The museum's founding director was Joanne Hale, who served from the museum's founding in 1988 until her retirement in 1998. Under her leadership, the museum went from concept to a 148,000 square foot building with seven galleries and 45,000 piece collection. Under her tenure, more than 50 special exhibitions were presented and the museum received accredidation from the American Association of Museums. John Gray was president and CEO from 1999 to 2012 and led the museum through its expansion into the Autry National Center and the mergers with the Southwest Museum of American Indian and the Women of the West Museums. W. Richard West Jr. was president and CEO from 2012 to 2021. He is Cheyenne and Arapaho Indian and was previously the founding director of the Smithsonian National Museum of the American Indian. Under his leadership, the Autry did more Native-led interpretation and engaged in a more complex understanding of Western History. Since 2021, UCLA historian Stephen Aron has been the president and CEO. Previously, he led the Autry Institute's Institute for the Study of the American West.

== Collection ==
The Autry's Southwest Museum of the American Indian Collection of Native American art is one of the most significant collections dedicated to Native culture in the United States, second only to the Smithsonian Institution National Museum of the American Indian. The 238,000-piece collection includes 14,000 baskets, 10,000 ceramic items, 6,300 textiles and weavings, and more than 1,100 pieces of jewelry. It represents work by indigenous peoples from Alaska to South America, with an emphasis on cultures of California and the Southwestern United States.

The Library and Archives of the Autry includes the collections of the Braun Research Library and the Autry Library. It is a research enterprise that supports scholarly work in Western history and the arts. In 2002, the Women of the West Museum of Colorado merged with the Autry Museum.
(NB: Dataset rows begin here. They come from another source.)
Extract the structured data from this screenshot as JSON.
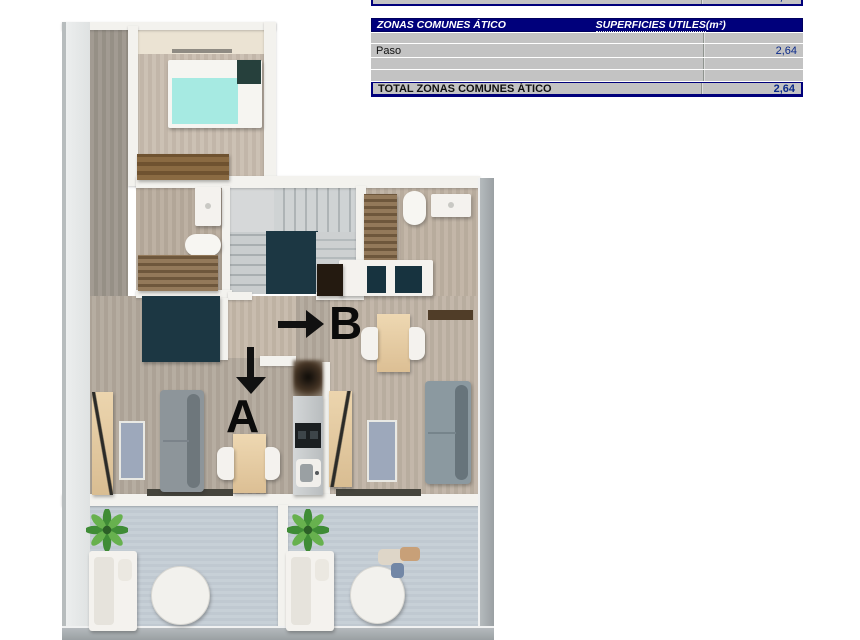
{
  "annotations": {
    "marker_a": "A",
    "marker_b": "B"
  },
  "table": {
    "row_estudio": {
      "label_u": "TOTAL",
      "label_rest": " ESTUDIO ÁTICO B",
      "value": "40,76"
    },
    "header": {
      "col1_u": "ZONAS",
      "col1_rest": " COMUNES ÁTICO",
      "col2_u": "SUPERFICIES UTILES",
      "col2_rest": "  (m²)"
    },
    "rows": [
      {
        "label": "",
        "value": ""
      },
      {
        "label": "Paso",
        "value": "2,64"
      },
      {
        "label": "",
        "value": ""
      },
      {
        "label": "",
        "value": ""
      }
    ],
    "row_total": {
      "label_u": "TOTAL",
      "label_rest": " ZONAS COMUNES ÁTICO",
      "value": "2,64"
    }
  },
  "colors": {
    "header-bg": "#00007b",
    "header-text": "#ffffff",
    "cell-bg": "#c3c3c3",
    "value-color": "#0b2a8a",
    "marker-color": "#0b0b0b",
    "terrace-floor": "#c4cdd5",
    "wood-floor": "#b2a89b",
    "navy-void": "#1c3743",
    "bed-teal": "#a6eae2"
  }
}
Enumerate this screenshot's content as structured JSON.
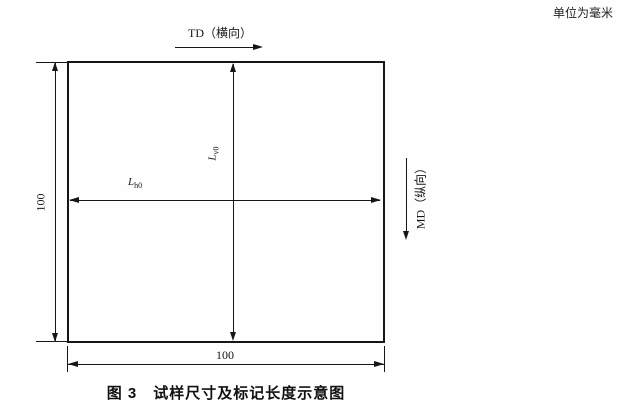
{
  "unit_note": "单位为毫米",
  "figure_caption": "图 3　试样尺寸及标记长度示意图",
  "diagram": {
    "td_axis_label": "TD（横向）",
    "md_axis_label": "MD（纵向）",
    "specimen_width_mm": "100",
    "specimen_height_mm": "100",
    "gauge_h": {
      "symbol": "L",
      "subscript": "h0"
    },
    "gauge_v": {
      "symbol": "L",
      "subscript": "v0"
    },
    "line_color": "#161616",
    "background_color": "#ffffff"
  }
}
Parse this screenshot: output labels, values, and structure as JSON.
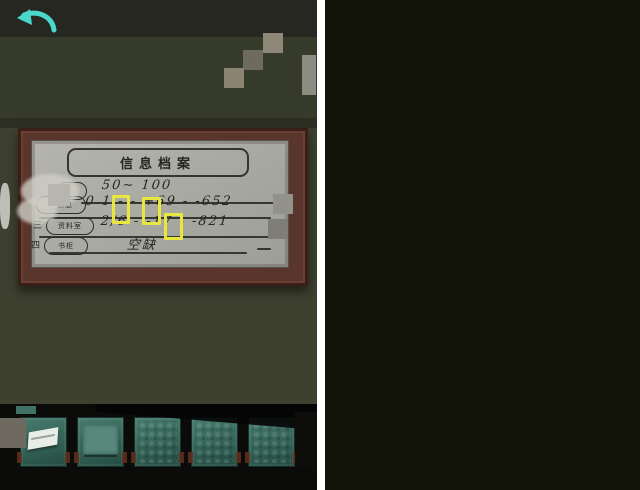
{
  "app": {
    "type": "escape-game-screenshot-pair"
  },
  "colors": {
    "highlight_yellow": "#e9e63f",
    "arrow_teal": "#4ad8cc",
    "slot_teal": "#3f7164",
    "wall_olive": "#3e4130",
    "frame_maroon": "#5a352c",
    "paper_grey": "#aeaea6"
  },
  "left_panel": {
    "back_icon": "curved-back-arrow",
    "note": {
      "title": "信息档案",
      "rows": [
        {
          "num": "",
          "label": "",
          "value": "50~ 100"
        },
        {
          "num": "",
          "label": "户信息",
          "value": "0 1 - -  +69 - -652"
        },
        {
          "num": "三",
          "label": "资料室",
          "value": "2/6 - -17  - -821"
        },
        {
          "num": "四",
          "label": "书柜",
          "value": "空缺"
        }
      ],
      "highlighted_gaps_on_paper": 3
    }
  },
  "right_panel": {
    "back_icon": "curved-back-arrow",
    "shelves": {
      "scroll_books": {
        "count": 14,
        "spine_text": "用户信息",
        "highlighted_books": [
          2,
          5
        ]
      },
      "navy_books": {
        "count": 13,
        "highlighted_books": [
          8
        ]
      },
      "color_books": {
        "items": [
          {
            "c": "#2c3c2a",
            "h": 56
          },
          {
            "c": "#47231f",
            "h": 60
          },
          {
            "c": "#1f2c3e",
            "h": 52
          },
          {
            "c": "#6b2a22",
            "h": 62
          },
          {
            "c": "#3a3f46",
            "h": 50
          },
          {
            "c": "#53301f",
            "h": 64
          },
          {
            "c": "#20354a",
            "h": 55
          },
          {
            "c": "#18222e",
            "h": 60
          },
          {
            "c": "#432b3c",
            "h": 52
          },
          {
            "c": "#35262a",
            "h": 58
          },
          {
            "c": "#1d3a33",
            "h": 49
          },
          {
            "c": "#0f1a24",
            "h": 62
          },
          {
            "c": "#55342a",
            "h": 54
          },
          {
            "c": "#262d44",
            "h": 60
          },
          {
            "c": "#433546",
            "h": 52
          },
          {
            "c": "#243240",
            "h": 57
          }
        ]
      },
      "cabinet": {
        "doors": 2,
        "handles": 2
      }
    }
  },
  "inventory": {
    "slots": [
      {
        "name": "paper-note"
      },
      {
        "name": "teal-card"
      },
      {
        "name": "pattern-book"
      },
      {
        "name": "pattern-book"
      },
      {
        "name": "pattern-book"
      }
    ]
  }
}
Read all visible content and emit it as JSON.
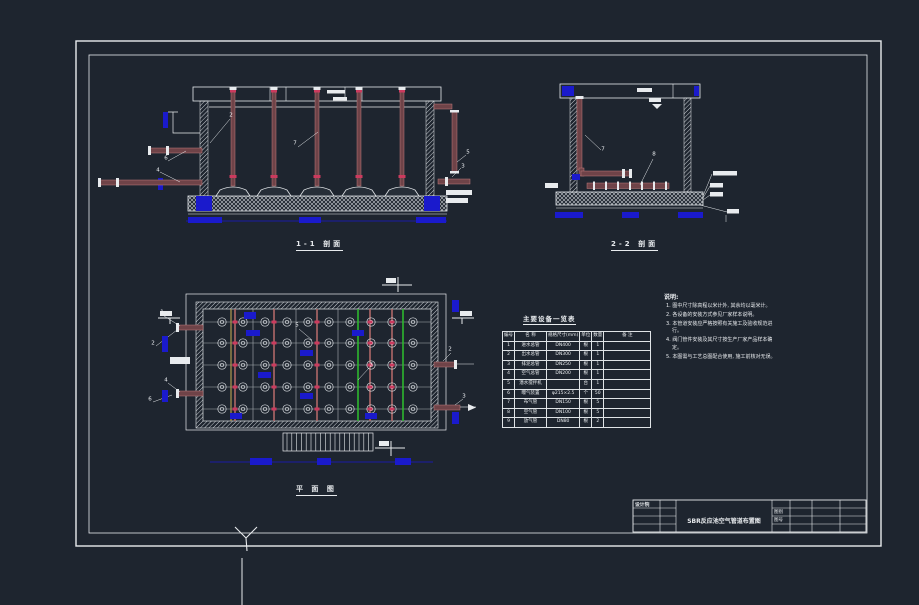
{
  "app": {
    "background": "#1e252f",
    "line_color": "#e8ebee",
    "dimension_blue": "#1a1acc",
    "pipe_maroon": "#6f4348",
    "pipe_edge": "#c07c7c",
    "flange_red": "#cc3a5e",
    "pipe_green": "#2eb82e"
  },
  "views": {
    "section_1_1": {
      "title": "1-1 剖面"
    },
    "section_2_2": {
      "title": "2-2 剖面"
    },
    "plan": {
      "title": "平 面 图"
    }
  },
  "table": {
    "title": "主要设备一览表",
    "headers": [
      "编号",
      "名  称",
      "规格尺寸(mm)",
      "单位",
      "数量",
      "备  注"
    ],
    "rows": [
      [
        "1",
        "进水总管",
        "DN400",
        "根",
        "1",
        ""
      ],
      [
        "2",
        "出水总管",
        "DN300",
        "根",
        "1",
        ""
      ],
      [
        "3",
        "排泥总管",
        "DN250",
        "根",
        "1",
        ""
      ],
      [
        "4",
        "空气总管",
        "DN200",
        "根",
        "1",
        ""
      ],
      [
        "5",
        "潜水搅拌机",
        "",
        "台",
        "1",
        ""
      ],
      [
        "6",
        "曝气装置",
        "φ215×2.5",
        "个",
        "50",
        ""
      ],
      [
        "7",
        "布气管",
        "DN150",
        "根",
        "5",
        ""
      ],
      [
        "8",
        "空气管",
        "DN100",
        "根",
        "5",
        ""
      ],
      [
        "9",
        "放气管",
        "DN80",
        "根",
        "2",
        ""
      ]
    ]
  },
  "notes": {
    "heading": "说明:",
    "items": [
      "1. 图中尺寸除高程以米计外, 其余均以毫米计。",
      "2. 各设备的安装方式参见厂家样本说明。",
      "3. 本管道安装应严格按照有关施工及验收规范进行。",
      "4. 阀门管件安装及其尺寸按生产厂家产品样本确定。",
      "5. 本图需与工艺总图配合使用, 施工前核对无误。"
    ]
  },
  "title_block": {
    "org": "设计院",
    "drawing_title": "SBR反应池空气管道布置图",
    "sheet_type_label": "图别",
    "sheet_no_label": "图号"
  },
  "callouts": {
    "section_1_1": [
      {
        "n": "2",
        "x": 231,
        "y": 116
      },
      {
        "n": "7",
        "x": 295,
        "y": 144
      },
      {
        "n": "6",
        "x": 166,
        "y": 159
      },
      {
        "n": "4",
        "x": 158,
        "y": 171
      },
      {
        "n": "5",
        "x": 468,
        "y": 153
      },
      {
        "n": "3",
        "x": 463,
        "y": 167
      }
    ],
    "section_2_2": [
      {
        "n": "7",
        "x": 603,
        "y": 150
      },
      {
        "n": "8",
        "x": 654,
        "y": 155
      }
    ],
    "plan": [
      {
        "n": "1",
        "x": 162,
        "y": 313
      },
      {
        "n": "2",
        "x": 153,
        "y": 344
      },
      {
        "n": "4",
        "x": 166,
        "y": 381
      },
      {
        "n": "6",
        "x": 150,
        "y": 400
      },
      {
        "n": "5",
        "x": 297,
        "y": 326
      },
      {
        "n": "7",
        "x": 371,
        "y": 366
      },
      {
        "n": "2",
        "x": 450,
        "y": 350
      },
      {
        "n": "3",
        "x": 464,
        "y": 397
      }
    ]
  }
}
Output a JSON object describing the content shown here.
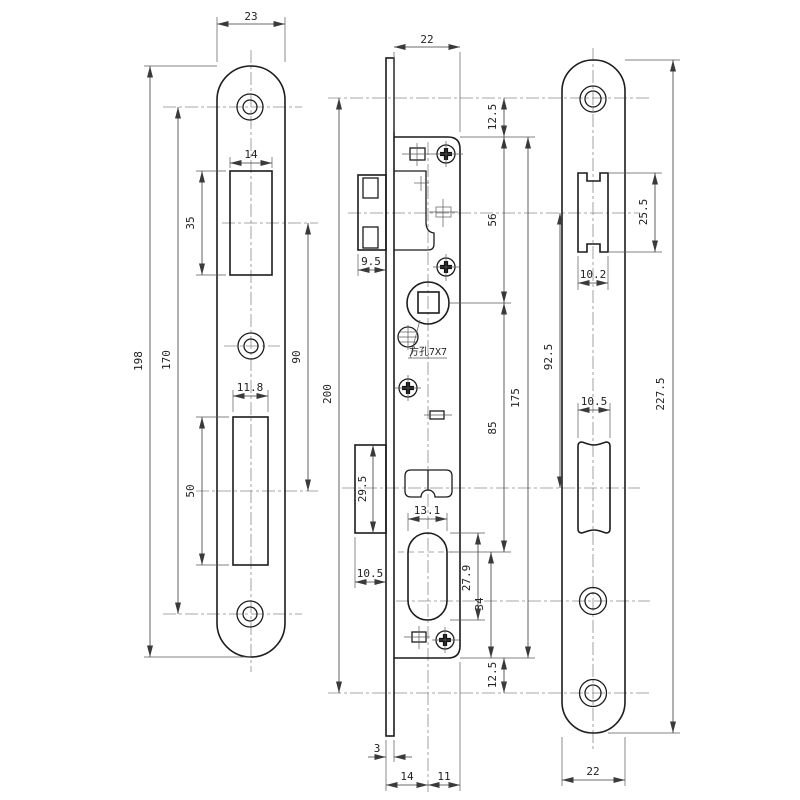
{
  "title": "Mortise lock technical drawing",
  "views": {
    "strike_plate": {
      "dims": {
        "plate_width": "23",
        "latch_cutout_width": "14",
        "latch_cutout_height": "35",
        "overall_height": "198",
        "screw_hole_spacing": "170",
        "cutout_center_distance": "90",
        "bolt_cutout_width": "11.8",
        "bolt_cutout_height": "50"
      }
    },
    "lock_body": {
      "dims": {
        "case_width": "22",
        "faceplate_top_offset": "12.5",
        "case_top_to_spindle": "56",
        "latch_projection": "9.5",
        "screw_hole_spacing": "200",
        "case_height": "175",
        "spindle_to_cylinder": "85",
        "deadbolt_height": "29.5",
        "deadbolt_projection": "10.5",
        "cylinder_width": "13.1",
        "cylinder_height": "27.9",
        "cylinder_to_case_bottom": "34",
        "faceplate_bottom_offset": "12.5",
        "faceplate_thickness": "3",
        "backset_front": "14",
        "backset_rear": "11",
        "square_hole_note": "方孔7X7"
      }
    },
    "faceplate": {
      "dims": {
        "latch_cutout_height": "25.5",
        "latch_cutout_width": "10.2",
        "cutout_center_distance": "92.5",
        "overall_height": "227.5",
        "bolt_cutout_width": "10.5",
        "plate_width": "22"
      }
    }
  }
}
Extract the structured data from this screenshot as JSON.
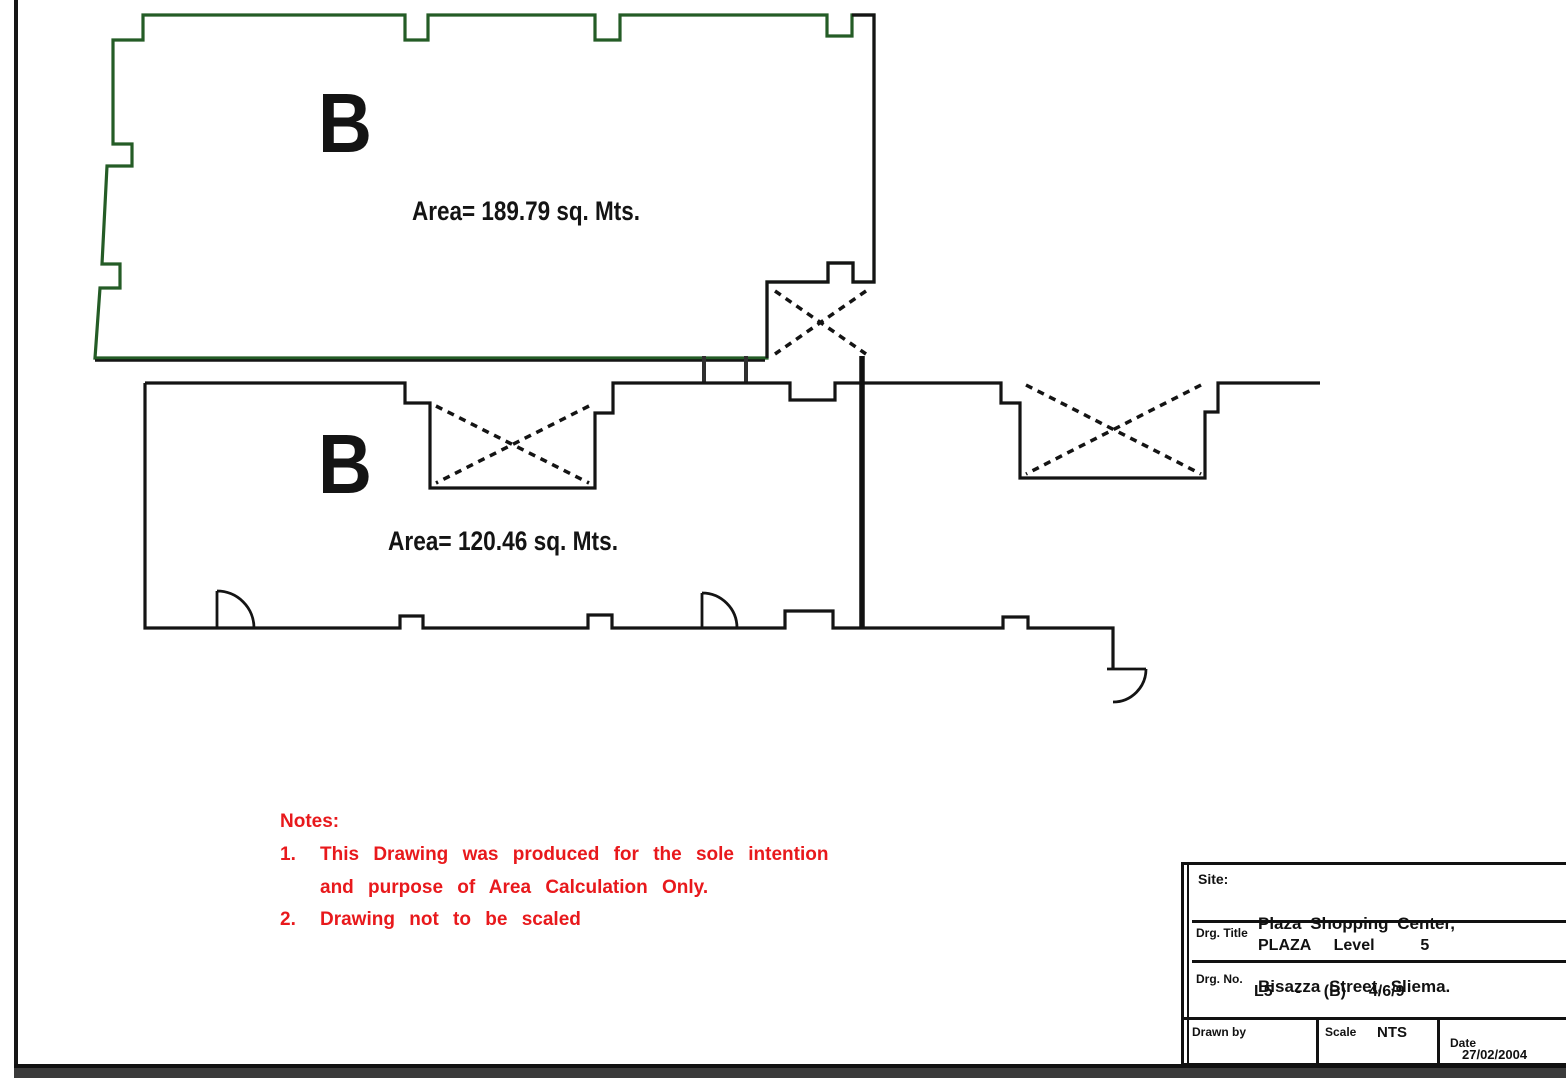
{
  "colors": {
    "line_black": "#141414",
    "unit_green": "#245c26",
    "note_red": "#e8191c",
    "footer_bar": "#3b3b3b"
  },
  "units": {
    "upper": {
      "label": "B",
      "area": "Area= 189.79 sq. Mts."
    },
    "lower": {
      "label": "B",
      "area": "Area= 120.46 sq. Mts."
    }
  },
  "notes": {
    "heading": "Notes:",
    "item1_num": "1.",
    "item1_line1": "This Drawing was produced for the sole intention",
    "item1_line2": "and purpose of Area Calculation Only.",
    "item2_num": "2.",
    "item2_line1": "Drawing not to be scaled"
  },
  "title_block": {
    "site_label": "Site:",
    "site_line1": "Plaza Shopping Center,",
    "site_line2": "Bisazza Street, Sliema.",
    "drg_title_label": "Drg. Title",
    "drg_title_value": "PLAZA  Level    5",
    "drg_no_label": "Drg. No.",
    "drg_no_value": "L5  -  (B)  4/6/9",
    "drawn_by_label": "Drawn by",
    "scale_label": "Scale",
    "scale_value": "NTS",
    "date_label": "Date",
    "date_value": "27/02/2004"
  }
}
This has broadened the scholarly and educational emphasis to include gender issues and women's experiences in the American West.

== Programs ==
Since 1995, Native Voices at the Autry has been the only existing equity theater solely focused on producing new works by Native American, Alaska Native, and First Nation playwrights. Randy Reinholz, a member of Oklahoma's Choctaw Nation, and his wife Jean Bruce Scott have run the program for 20 years. Native Voices has produced over 34 full productions, gone on over 20 tours, with 23 new play festivals and 13 Native playwrights. This program is a crucial part of the Autry's mission to promote art history and cultures of the American West.